On January 13, Rupert Murdoch's US network FoxNews claimed that while the US "was leading [the] international relief effort in Haiti", Cuba was "conspicuously absent from the roster of helping hands".
The opposite is the case. At the time the earthquake struck, Cuba already had 344 doctors and paramedics working in Haiti. Also, in the past 12 years 450 young Haitians have graduated as doctors from Cuban colleges, free of charge.
From January 13, more teams of Cuban health workers, accompanied by Haitian medical students studying in Cuba, began arriving in Haiti with medical supplies.
A January 12 Granma article said that, within a week of the earthquake: "Cuban doctors in the Haitian capital [had held] 13,418 consultancies, with 1,078 operations, more than 550 of them considered major surgery. The Cuban doctors have also assisted 38 births."
Venezuela has also being in the forefront of nations providing assistance. A January 20 Venezuelanalysis.com article said: "Venezuela was the first country to send aid after the disaster struck on January 12, with an advance team of doctors, search and rescue experts, as well as food, water, medical supplies and rescue equipment arriving in Port-au-Prince on the morning of January 13.

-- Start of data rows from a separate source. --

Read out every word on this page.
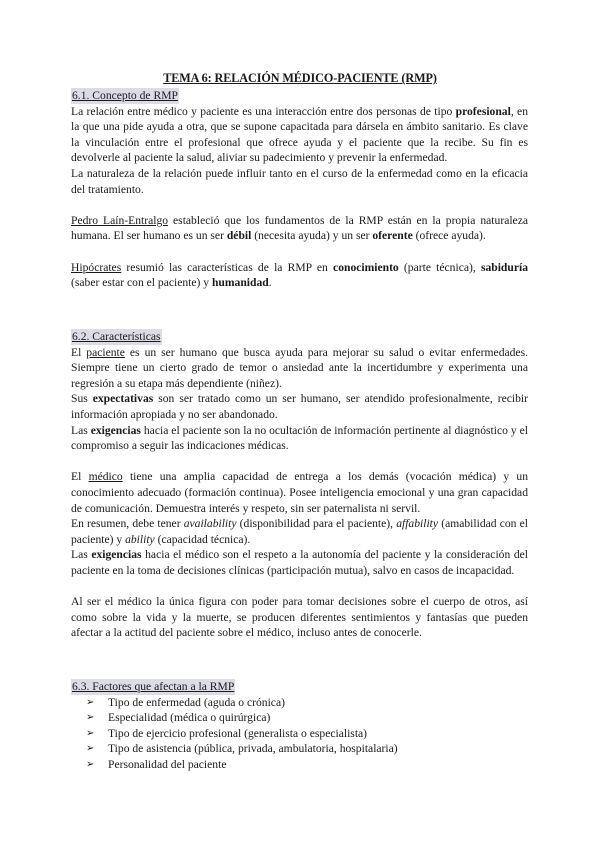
TEMA 6: RELACIÓN MÉDICO-PACIENTE (RMP)
6.1. Concepto de RMP

La relación entre médico y paciente es una interacción entre dos personas de tipo profesional, en la que una pide ayuda a otra, que se supone capacitada para dársela en ámbito sanitario. Es clave la vinculación entre el profesional que ofrece ayuda y el paciente que la recibe. Su fin es devolverle al paciente la salud, aliviar su padecimiento y prevenir la enfermedad.

La naturaleza de la relación puede influir tanto en el curso de la enfermedad como en la eficacia del tratamiento.

Pedro Laín-Entralgo estableció que los fundamentos de la RMP están en la propia naturaleza humana. El ser humano es un ser débil (necesita ayuda) y un ser oferente (ofrece ayuda).

Hipócrates resumió las características de la RMP en conocimiento (parte técnica), sabiduría (saber estar con el paciente) y humanidad.

6.2. Características

El paciente es un ser humano que busca ayuda para mejorar su salud o evitar enfermedades. Siempre tiene un cierto grado de temor o ansiedad ante la incertidumbre y experimenta una regresión a su etapa más dependiente (niñez).

Sus expectativas son ser tratado como un ser humano, ser atendido profesionalmente, recibir información apropiada y no ser abandonado.

Las exigencias hacia el paciente son la no ocultación de información pertinente al diagnóstico y el compromiso a seguir las indicaciones médicas.

El médico tiene una amplia capacidad de entrega a los demás (vocación médica) y un conocimiento adecuado (formación continua). Posee inteligencia emocional y una gran capacidad de comunicación. Demuestra interés y respeto, sin ser paternalista ni servil.

En resumen, debe tener availability (disponibilidad para el paciente), affability (amabilidad con el paciente) y ability (capacidad técnica).

Las exigencias hacia el médico son el respeto a la autonomía del paciente y la consideración del paciente en la toma de decisiones clínicas (participación mutua), salvo en casos de incapacidad.

Al ser el médico la única figura con poder para tomar decisiones sobre el cuerpo de otros, así como sobre la vida y la muerte, se producen diferentes sentimientos y fantasías que pueden afectar a la actitud del paciente sobre el médico, incluso antes de conocerle.

6.3. Factores que afectan a la RMP
➢ Tipo de enfermedad (aguda o crónica)
➢ Especialidad (médica o quirúrgica)
➢ Tipo de ejercicio profesional (generalista o especialista)
➢ Tipo de asistencia (pública, privada, ambulatoria, hospitalaria)
➢ Personalidad del paciente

"However, Venezuela's foreign minister Nicholas Maduro said since then, aid shipments to Haiti were being diverted via the neighbouring Dominican Republic to avoid restrictions imposed by the US at Port-au-Prince airport …

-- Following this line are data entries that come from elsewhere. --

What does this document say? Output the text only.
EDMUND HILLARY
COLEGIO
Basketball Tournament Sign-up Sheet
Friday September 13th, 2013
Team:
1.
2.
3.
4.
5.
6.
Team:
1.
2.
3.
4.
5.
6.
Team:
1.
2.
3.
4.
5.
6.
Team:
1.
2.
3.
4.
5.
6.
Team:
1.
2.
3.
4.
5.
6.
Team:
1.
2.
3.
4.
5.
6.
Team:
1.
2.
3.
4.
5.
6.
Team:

"Venezuela, the largest oil exporter in South America, is also sending free fuel to the devastated country, with [Venezuelan President Hugo] Chavez pledging, 'The Venezuelan people will donate all the fuel the Haitian people need'".
The article said a tanker had left Venezuela for Haiti with 225,000 barrels (worth about US$18 million) of diesel fuel and gasoline.
"The Venezuela-Cuba initiated Bolivarian Alliance for the Peoples of our Americas (ALBA) fair trade bloc, which also includes Bolivia, Ecuador, Nicaragua, Dominica, Antigua and Barbados, and Saint Vincent and the Grenadines, has also sent two ships carrying 4761 metric tons of food aid."
Chavez criticised the US for sending troops rather than aid on the January 18 edition of his televised show, Alo Presidente. "I read that 3000 soldiers are arriving, marines armed as if they were going to war. This is not a shortage of guns there, my God.
"Doctors, medicine, fuel, field hospitals, that is what the United States should send … They are occupying Haiti in an undercover manner."